Gregor Samsa se trouva allongé dans son lit. Il fixa le plafond. Le plafond, blanc et familier, semblait lointain. Il devait se lever, se disait-il. Son emploi le lui imposait. Mais son corps… son corps lui résistait.
Gregor bougea un peu. Ses pattes grattaient les draps. Ce bruit le surprit. C’était sonore. Si fort pour lui à ce moment-là. Mais ce n’était qu’un début, il devait continuer à essayer.
Il pensa à sa mère, à son père, à sa sœur. Que diraient-ils s’ils le voyaient ? Il hésita. Sa mère insista derrière la porte.
— Gregor ! cria-t-elle. — Tu dois te lever ! Entamant un autre effort, Gregor réussit à faire glisser son corps vers le bord du lit. C’était difficile. Une vraie épreuve.
Il se demandait pourquoi tout était soudain si difficile. Le travail l’attendait. Le bureau comptait sur lui. Mais pouvait-il y aller aujourd’hui ?
À chaque mouvement, Gregor sentait son équilibre fragile. Ses antennes touchèrent le drap. Il poussa doucement. La lumière du matin inondait la pièce.
Un instant, il pensa qu’il pouvait presque se lever. Mais soudain, un vertige l’envahit. Il retomba à nouveau, incapable de bouger plus.
Ses parents recommencèrent à parler derrière la porte.

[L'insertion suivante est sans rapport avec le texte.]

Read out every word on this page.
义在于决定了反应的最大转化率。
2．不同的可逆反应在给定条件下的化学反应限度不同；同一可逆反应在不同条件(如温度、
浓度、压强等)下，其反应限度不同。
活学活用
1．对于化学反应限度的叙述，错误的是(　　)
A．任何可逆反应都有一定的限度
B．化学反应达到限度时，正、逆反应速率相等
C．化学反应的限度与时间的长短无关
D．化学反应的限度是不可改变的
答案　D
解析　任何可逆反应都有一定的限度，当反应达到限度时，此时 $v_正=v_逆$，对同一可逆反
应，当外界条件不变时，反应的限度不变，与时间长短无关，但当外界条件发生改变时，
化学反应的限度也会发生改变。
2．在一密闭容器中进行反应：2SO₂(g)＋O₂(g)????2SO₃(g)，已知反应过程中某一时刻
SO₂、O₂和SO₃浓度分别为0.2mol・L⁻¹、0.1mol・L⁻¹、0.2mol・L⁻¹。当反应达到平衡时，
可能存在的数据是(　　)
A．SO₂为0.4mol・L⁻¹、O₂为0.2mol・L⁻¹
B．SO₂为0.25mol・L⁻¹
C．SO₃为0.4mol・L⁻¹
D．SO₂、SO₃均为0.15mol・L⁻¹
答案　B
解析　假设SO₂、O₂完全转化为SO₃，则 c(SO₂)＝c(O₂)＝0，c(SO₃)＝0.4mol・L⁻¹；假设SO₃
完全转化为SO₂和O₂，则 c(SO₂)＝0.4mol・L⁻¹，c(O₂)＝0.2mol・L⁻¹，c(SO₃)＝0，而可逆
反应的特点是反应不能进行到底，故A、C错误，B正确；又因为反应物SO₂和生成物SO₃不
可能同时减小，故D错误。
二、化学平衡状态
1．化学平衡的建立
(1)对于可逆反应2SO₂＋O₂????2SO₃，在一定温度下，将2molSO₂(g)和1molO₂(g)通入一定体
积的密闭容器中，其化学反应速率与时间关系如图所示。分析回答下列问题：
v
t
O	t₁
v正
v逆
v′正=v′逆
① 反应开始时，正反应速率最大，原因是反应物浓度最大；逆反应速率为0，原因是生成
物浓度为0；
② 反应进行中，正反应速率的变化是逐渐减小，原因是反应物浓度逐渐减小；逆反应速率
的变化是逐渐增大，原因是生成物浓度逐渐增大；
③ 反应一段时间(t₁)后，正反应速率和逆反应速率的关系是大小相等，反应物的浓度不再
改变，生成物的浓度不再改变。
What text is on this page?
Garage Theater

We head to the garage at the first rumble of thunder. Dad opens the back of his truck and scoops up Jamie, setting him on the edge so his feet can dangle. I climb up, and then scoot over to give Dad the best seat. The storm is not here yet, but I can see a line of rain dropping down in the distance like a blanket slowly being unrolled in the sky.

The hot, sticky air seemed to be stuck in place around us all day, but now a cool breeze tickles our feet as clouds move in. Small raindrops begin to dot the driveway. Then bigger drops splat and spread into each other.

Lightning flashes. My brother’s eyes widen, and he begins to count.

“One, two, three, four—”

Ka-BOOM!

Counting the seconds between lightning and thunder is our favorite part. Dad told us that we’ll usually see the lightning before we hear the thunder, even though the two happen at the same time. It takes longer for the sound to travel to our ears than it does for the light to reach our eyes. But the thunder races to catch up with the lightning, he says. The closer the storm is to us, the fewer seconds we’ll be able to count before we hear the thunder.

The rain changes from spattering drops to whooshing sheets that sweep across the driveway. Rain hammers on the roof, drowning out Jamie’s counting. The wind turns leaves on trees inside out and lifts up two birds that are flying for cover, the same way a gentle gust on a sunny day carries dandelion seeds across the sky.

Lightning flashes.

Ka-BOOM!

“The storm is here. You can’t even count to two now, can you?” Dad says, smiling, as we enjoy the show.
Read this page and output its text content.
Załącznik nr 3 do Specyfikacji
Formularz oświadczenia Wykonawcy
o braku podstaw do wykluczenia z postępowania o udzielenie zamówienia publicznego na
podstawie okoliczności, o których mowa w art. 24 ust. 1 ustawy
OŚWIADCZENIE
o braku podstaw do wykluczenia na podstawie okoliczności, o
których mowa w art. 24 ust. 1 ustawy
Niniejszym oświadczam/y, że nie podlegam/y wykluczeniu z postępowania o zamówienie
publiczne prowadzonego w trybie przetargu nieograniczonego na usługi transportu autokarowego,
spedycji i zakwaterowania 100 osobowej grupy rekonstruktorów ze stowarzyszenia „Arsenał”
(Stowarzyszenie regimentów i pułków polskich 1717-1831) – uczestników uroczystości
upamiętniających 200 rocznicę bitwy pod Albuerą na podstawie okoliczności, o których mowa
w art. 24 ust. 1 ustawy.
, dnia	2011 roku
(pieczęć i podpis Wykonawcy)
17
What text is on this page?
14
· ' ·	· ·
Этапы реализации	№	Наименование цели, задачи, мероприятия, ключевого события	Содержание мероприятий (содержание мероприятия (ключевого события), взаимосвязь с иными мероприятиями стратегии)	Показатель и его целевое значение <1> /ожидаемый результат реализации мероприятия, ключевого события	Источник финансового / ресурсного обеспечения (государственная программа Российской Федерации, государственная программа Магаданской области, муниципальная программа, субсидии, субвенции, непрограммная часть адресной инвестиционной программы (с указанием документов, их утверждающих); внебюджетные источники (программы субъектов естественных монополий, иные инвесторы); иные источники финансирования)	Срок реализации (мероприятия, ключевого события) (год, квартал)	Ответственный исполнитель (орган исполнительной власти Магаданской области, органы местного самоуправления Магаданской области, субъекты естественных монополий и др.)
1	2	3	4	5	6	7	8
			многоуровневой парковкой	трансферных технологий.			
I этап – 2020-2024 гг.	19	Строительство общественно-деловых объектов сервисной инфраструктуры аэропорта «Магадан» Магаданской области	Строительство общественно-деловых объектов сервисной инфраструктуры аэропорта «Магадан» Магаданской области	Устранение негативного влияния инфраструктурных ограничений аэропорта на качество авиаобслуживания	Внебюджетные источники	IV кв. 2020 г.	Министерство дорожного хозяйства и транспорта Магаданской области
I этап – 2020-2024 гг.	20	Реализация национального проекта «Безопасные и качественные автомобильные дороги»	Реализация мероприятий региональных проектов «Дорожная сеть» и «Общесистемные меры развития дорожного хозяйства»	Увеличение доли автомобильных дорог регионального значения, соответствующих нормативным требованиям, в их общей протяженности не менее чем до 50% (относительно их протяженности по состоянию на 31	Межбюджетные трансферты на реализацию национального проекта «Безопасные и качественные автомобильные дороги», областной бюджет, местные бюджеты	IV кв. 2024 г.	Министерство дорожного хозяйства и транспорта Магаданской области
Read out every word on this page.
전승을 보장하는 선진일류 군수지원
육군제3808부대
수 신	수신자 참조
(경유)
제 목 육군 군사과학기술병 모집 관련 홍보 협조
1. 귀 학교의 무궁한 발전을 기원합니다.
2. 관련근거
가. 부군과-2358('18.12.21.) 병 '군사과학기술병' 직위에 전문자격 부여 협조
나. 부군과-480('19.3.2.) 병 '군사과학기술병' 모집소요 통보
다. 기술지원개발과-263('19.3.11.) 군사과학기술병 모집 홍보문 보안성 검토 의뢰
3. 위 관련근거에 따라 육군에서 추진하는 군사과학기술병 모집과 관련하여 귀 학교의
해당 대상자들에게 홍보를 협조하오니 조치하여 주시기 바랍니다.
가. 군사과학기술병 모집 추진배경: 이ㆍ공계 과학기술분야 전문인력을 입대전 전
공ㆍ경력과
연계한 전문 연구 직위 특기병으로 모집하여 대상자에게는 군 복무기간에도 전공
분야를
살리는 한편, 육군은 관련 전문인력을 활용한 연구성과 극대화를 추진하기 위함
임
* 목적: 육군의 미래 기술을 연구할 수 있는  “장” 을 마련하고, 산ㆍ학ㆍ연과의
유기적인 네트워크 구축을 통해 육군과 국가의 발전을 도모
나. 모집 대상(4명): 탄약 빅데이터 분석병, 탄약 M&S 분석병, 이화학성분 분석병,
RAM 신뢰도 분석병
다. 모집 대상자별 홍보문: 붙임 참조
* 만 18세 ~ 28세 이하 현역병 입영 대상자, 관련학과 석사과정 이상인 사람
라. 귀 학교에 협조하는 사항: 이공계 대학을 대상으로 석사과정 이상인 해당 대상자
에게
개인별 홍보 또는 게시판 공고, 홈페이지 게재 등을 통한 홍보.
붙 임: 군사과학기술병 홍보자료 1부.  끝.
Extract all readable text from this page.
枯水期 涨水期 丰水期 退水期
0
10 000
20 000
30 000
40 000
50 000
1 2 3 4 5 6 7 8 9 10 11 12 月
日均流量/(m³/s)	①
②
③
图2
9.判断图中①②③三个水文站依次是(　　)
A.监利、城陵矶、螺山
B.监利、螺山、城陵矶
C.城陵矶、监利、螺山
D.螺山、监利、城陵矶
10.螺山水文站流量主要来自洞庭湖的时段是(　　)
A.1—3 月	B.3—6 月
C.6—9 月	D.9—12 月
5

— Gregor ! Pourquoi ne réponds-tu pas ? demandait son père, un peu inquiet.
Son cœur bondit dans sa poitrine. Venir ouvrir était devenu une tâche impossible. Pourtant, il ne voulait pas qu’ils s’inquiètent davantage.
Gregor réalisa alors la gravité de sa situation. Il était piégé, à la fois mentalement et physiquement. Comment expliquer ce qui se passait, sans leur montrer ?
Sa sœur l’interpella aussi. — Gregor, tout va bien ? Veux-tu que j’entre ? Elle semblait douce et pleine de compréhension, ce qui l’apaisa un instant.
Il voulait tant répondre, les rassurer. Mais ses mots ne sortaient pas. Chaque son, chaque tentative de communication, était étranglé par cette nouvelle voix qui n’était pas la sienne.
L’espoir le quittait doucement. Il aurait donné n’importe quoi pour revenir à hier, à cette vie simple qu’il avait sans même le savoir.
Assis là, seulement avec ses pensées, Gregor décidai de redoubler d’efforts. Il fallait sortir, chercher de l’aide. Cela ne pouvait pas continuer ainsi.
Finalement, après plusieurs tentatives, Gregor abattit ses pattes sur le sol. La chambre tourna un peu. Se tenir debout n’était qu’un début. À chaque pas, il était vulnérable, mais il n’avait pas d’autre choix que de continuer.
Le temps passait lentement. Gregor pensa encore à sa famille, à ce qu’ils diraient. À ce qu’ils penseraient de cet insecte étrange. La peur le poussait en avant.
Il savait qu’il ne devait pas rester ainsi, qu’il devait aller de l’avant, malgré tout. Gregor Samsa, malgré les défis, devait se lever, sortir de cette chambre, peut-être pour leur montrer que rien n’avait changé. Ou peut-être tout.